Saul Kripke, a leading analytic philosopher, frames actualism as something that acknowledges the existence of the possible while maintaining its autonomy from that of the actual world. Kripke employs possible word theory to further assert that we utilize the possibilia, possible things, to conceptualize the concrete, but that does not prove the position of the fictional within the actual. Actualism also contends that identifying and judging things through the possible is "methodologically" the starting part of all human conceptualization. Actualism, in Kripke's context, is the direct refusal of possibilism which resembles fiction theory in its acceptance of the non-concrete.

Peter F. Alward, a Canadian professor of philosophy, criticizes "anti-realist" views of fiction attributing the success of such theories to fictional creationism. Fictional creationism is the principle that the entities of the possible should be regarded as realistic creations because of they bear on the reader or observer. Alward further asserts that the reference to the non-real or the possible is not to be considered real, or having any bearing in reality. He describes this process as an innate understanding that humans have about distinguishing what is literally had (and thus tangible) or what type of qualities one could potentially possess.

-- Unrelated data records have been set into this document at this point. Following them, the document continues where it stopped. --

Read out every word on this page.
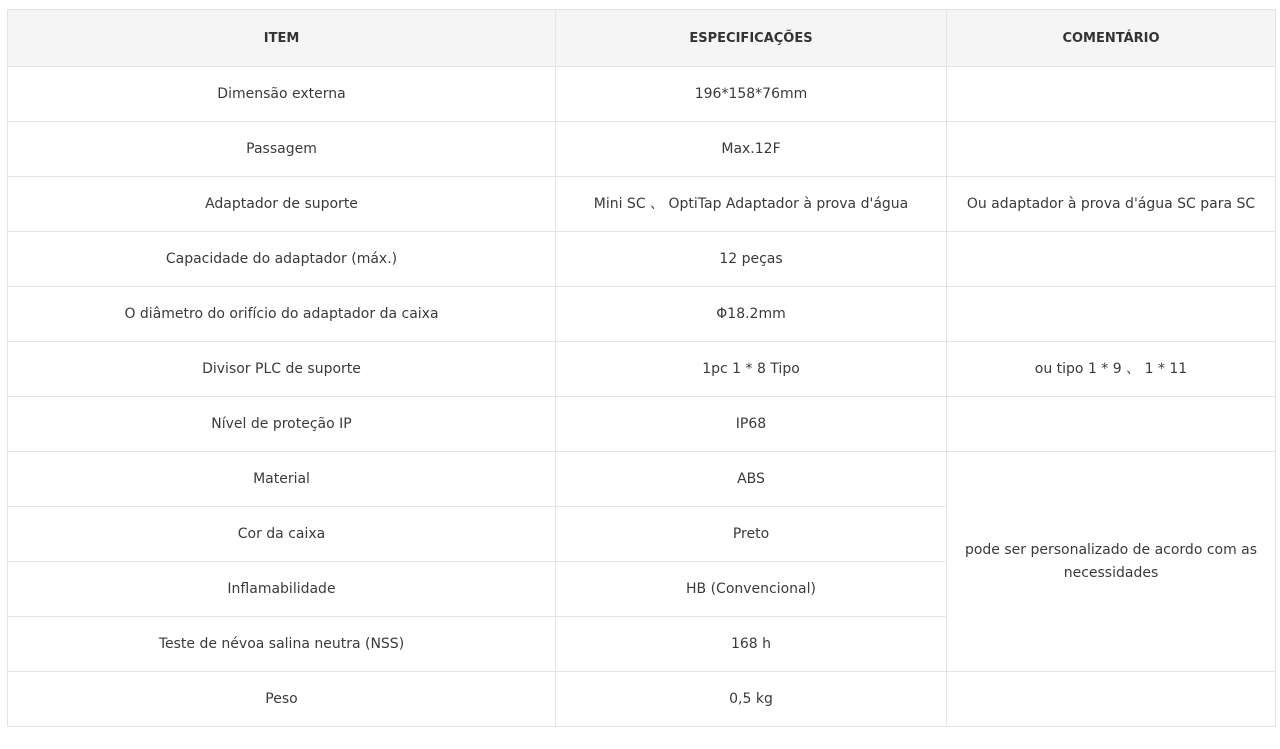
ITEM	ESPECIFICAÇÕES	COMENTÁRIO
Dimensão externa	196*158*76mm	
Passagem	Max.12F	
Adaptador de suporte	Mini SC 、 OptiTap Adaptador à prova d'água	Ou adaptador à prova d'água SC para SC
Capacidade do adaptador (máx.)	12 peças	
O diâmetro do orifício do adaptador da caixa	Φ18.2mm	
Divisor PLC de suporte	1pc 1 * 8 Tipo	ou tipo 1 * 9 、 1 * 11
Nível de proteção IP	IP68	
Material	ABS	pode ser personalizado de acordo com as necessidades
Cor da caixa	Preto	
Inflamabilidade	HB (Convencional)	
Teste de névoa salina neutra (NSS)	168 h	
Peso	0,5 kg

=== Separation of purpose ===
Thomas Pavel, a literary critic, argues that the fictional world deserves to be examined on its terms rather than as a vehicle for the real. His thesis in Fictional Worlds is a critique of structuralism by its insistence on the idea that narrativity limits the possibility of imitating reality. Pavel differs from fellow fiction theorists because he separates literature from its referential relationship to the actual world. He asserts that fictional worlds instead demand tremendous respect for their ability to serve as powerful tools of knowledge for studies within literary disciplines.

=== World-building ===
Philosopher Nelson Goodman has written on how to counteract issues of shallow textualizing practices and world-building in his piece Ways of Worldmaking.

=== Fictionalism ===
Philosopher Hans Vaihinger articulates similar ideas about survival in The Philosophy of As If, citing fictional worlds as a form of escapism.